OV21/PETROC was a pragmatic study designed to answer the question do these patients benefit from the delivery of intraperitoneal chemotherapy. OV21/PETROC was a two stage study with patients randomised at the time of surgery either to receive an intravenous arm containing standard of care drugs carboplatin, paclitaxel with IV paclitaxel delivered on day 8, or one of two experimental arms containing intraperitoneal delivery of, in the case of arm 2, cisplatin and, in the case of arm three, carboplatin. Both paclitaxel was given intravenously and by the intraperitoneal route on day 8. The reason for these two experimental arms is that in the randomised trial data to date intraperitoneal cisplatin had been used and one of the contributing causes to the limited uptake of IP therapy is the tolerability of intraperitoneal cisplatin. At the end of the first stage of this trial the Independent Data Safety and Monitoring Committee advised us to continue into the second phase of the study with the intraperitoneal carboplatin arm. This was based on both toxicity data, better tolerability and also on efficacy. A hundred patients were randomised to each of the intravenous arm and the intraperitoneal carboplatin arm. The primary endpoint was the progressive disease rate at nine months. In the intravenous arm this was 42.2% and in the intraperitoneal carboplatin arm this was 23.3%. This is an 18.9% reduction in progressive disease rate at nine months.

This trial was not powered to detect a difference in overall survival, that being said, the hazard ratio is similar to that that we’ve seen in other intraperitoneal trials. Also, the median overall survival in terms of the IV therapy is similar to that seen in similar populations in neoadjuvant studies. I would remind you that this randomisation takes place at the time of surgery so those patients have had neoadjuvant chemotherapy before receiving their surgery. The median overall survival was 59.3 months in the IP arm. Of course, tolerability and quality of life is important and the IP carboplatin arm was well tolerated. Quality of life data did not differ between the IV and IP arms and improved with time.

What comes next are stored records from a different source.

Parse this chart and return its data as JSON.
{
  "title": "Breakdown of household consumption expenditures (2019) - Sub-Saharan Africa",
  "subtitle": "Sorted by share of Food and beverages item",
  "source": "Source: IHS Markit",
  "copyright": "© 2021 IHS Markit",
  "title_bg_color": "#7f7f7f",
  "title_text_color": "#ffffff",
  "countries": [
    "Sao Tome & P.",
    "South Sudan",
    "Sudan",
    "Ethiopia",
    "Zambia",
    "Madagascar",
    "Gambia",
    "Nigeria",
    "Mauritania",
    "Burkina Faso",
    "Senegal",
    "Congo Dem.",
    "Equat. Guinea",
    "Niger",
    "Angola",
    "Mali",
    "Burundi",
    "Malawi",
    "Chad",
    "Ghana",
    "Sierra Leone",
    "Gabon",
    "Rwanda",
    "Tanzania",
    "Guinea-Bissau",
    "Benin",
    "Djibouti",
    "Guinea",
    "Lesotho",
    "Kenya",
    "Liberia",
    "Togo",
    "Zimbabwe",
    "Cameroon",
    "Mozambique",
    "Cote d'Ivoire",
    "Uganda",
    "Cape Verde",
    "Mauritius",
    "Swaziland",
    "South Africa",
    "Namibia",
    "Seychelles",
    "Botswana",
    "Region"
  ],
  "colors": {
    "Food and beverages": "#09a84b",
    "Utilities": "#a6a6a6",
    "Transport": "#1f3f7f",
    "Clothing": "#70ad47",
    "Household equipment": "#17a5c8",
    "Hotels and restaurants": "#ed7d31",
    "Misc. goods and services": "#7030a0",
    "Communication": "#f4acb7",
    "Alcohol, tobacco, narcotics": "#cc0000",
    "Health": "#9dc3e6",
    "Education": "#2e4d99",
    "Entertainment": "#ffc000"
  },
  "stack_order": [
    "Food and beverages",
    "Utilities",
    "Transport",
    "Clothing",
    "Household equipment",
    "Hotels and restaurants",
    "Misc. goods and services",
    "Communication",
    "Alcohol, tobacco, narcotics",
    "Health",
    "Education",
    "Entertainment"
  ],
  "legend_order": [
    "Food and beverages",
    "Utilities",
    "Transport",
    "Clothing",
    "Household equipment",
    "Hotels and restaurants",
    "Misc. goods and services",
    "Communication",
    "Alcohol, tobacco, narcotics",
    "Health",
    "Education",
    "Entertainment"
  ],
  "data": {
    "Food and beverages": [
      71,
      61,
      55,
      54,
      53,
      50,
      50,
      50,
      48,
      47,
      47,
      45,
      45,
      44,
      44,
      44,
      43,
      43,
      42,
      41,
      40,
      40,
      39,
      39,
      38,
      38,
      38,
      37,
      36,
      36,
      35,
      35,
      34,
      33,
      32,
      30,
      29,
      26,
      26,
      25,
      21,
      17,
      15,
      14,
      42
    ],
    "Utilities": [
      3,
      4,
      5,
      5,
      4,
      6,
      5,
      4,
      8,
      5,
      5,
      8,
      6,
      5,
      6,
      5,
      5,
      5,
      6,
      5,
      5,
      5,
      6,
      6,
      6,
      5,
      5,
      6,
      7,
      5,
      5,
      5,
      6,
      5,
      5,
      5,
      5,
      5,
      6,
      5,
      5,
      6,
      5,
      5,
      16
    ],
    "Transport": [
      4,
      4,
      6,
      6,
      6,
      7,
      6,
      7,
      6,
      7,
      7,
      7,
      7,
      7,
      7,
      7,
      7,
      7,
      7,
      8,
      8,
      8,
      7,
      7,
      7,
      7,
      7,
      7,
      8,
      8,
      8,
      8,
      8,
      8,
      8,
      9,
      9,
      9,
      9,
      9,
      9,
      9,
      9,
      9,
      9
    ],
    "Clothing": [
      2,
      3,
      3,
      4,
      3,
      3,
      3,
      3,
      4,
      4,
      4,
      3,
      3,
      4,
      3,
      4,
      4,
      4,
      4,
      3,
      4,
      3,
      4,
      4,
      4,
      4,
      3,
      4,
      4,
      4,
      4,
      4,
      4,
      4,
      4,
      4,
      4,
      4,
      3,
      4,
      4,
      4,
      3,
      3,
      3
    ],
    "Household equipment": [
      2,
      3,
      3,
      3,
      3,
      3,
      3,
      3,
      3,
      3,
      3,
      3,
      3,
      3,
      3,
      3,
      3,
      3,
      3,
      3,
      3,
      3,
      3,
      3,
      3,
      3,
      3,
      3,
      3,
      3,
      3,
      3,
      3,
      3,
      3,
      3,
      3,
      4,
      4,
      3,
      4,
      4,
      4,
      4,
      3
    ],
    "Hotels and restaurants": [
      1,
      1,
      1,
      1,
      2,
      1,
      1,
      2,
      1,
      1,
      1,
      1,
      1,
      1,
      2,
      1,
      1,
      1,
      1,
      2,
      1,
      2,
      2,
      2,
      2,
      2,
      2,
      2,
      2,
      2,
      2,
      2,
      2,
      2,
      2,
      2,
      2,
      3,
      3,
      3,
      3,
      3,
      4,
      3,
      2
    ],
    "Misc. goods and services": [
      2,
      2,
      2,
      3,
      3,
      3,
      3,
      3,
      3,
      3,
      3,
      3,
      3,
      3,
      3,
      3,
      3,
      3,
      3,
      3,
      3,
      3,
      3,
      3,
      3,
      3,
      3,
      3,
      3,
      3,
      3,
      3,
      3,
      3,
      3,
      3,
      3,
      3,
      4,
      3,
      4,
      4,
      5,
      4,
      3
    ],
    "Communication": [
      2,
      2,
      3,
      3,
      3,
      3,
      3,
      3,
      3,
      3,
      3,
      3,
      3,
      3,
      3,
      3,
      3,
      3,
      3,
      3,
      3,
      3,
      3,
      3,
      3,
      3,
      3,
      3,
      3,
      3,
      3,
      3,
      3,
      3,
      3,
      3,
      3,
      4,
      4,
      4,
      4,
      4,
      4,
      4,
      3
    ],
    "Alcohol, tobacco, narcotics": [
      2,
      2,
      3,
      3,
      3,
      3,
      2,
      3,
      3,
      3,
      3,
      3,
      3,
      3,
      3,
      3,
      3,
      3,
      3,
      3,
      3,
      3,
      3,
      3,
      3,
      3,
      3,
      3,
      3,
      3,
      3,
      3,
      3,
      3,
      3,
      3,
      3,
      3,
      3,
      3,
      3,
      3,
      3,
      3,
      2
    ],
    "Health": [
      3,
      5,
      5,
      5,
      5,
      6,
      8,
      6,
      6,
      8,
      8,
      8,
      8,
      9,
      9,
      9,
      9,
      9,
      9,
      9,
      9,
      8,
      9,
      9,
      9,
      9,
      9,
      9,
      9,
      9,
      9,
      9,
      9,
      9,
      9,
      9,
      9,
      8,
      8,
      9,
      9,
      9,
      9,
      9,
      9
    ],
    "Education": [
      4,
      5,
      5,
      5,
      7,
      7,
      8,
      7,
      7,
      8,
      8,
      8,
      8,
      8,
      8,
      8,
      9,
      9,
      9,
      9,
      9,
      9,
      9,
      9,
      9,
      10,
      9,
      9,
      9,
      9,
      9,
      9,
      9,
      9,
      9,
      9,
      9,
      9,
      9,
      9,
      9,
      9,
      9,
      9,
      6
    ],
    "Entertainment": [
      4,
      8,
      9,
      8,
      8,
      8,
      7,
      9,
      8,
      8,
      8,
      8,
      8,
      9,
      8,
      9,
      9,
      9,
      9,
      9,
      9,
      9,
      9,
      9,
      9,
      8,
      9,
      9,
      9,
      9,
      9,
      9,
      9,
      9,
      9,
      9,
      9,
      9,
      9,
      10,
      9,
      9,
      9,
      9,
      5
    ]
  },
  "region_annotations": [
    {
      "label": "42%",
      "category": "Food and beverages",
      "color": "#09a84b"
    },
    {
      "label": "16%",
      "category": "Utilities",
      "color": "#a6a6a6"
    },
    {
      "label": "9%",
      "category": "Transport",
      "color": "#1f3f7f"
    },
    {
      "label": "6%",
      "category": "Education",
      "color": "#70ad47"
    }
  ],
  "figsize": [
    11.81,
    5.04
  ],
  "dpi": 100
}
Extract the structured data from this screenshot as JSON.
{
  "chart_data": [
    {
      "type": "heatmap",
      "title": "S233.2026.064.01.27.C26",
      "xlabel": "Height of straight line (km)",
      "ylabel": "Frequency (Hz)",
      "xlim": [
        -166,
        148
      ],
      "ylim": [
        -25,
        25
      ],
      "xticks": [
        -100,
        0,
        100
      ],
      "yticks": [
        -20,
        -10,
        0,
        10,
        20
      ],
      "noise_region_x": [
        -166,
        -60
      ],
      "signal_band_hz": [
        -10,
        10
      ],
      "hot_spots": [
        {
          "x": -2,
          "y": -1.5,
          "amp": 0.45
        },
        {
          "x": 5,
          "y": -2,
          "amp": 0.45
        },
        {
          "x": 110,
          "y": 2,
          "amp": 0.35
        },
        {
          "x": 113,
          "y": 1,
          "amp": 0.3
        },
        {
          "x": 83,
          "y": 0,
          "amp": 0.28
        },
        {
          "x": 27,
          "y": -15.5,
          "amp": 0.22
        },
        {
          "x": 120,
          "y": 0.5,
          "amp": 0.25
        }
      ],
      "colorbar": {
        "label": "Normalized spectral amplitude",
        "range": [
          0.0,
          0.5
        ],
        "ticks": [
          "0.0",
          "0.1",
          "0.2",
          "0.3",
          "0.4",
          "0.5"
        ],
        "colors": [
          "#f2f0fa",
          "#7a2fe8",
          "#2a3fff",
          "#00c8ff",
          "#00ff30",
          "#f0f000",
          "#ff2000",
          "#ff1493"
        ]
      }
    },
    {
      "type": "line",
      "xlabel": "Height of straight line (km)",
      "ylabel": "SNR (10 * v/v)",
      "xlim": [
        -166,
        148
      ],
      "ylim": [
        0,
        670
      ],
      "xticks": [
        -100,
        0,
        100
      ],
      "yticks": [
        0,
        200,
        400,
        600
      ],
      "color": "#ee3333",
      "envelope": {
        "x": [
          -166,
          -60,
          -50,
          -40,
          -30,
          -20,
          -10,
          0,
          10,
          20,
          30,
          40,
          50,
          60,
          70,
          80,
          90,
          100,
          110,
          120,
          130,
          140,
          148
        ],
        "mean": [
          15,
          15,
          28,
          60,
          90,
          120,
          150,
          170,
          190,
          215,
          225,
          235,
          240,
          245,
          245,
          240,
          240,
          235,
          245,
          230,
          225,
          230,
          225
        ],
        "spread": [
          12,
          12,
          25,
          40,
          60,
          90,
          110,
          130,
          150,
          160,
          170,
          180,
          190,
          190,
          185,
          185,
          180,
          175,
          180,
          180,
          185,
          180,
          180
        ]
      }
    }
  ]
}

So, in conclusion, what we have demonstrated is the tolerability and efficacy of the intraperitoneal carboplatin containing regimen compared to intraperitoneal cisplatin. Our primary endpoint was met and although we were not powered for overall survival I think these data, taken in the context of other intraperitoneal studies, give information to both patients and clinicians on how to incorporate this treatment in women undergoing neoadjuvant treatment. Moving forward, we hope to better define an identifier predictive signature by looking at correlative studies associated with tissue samples collected during the study. Thank you.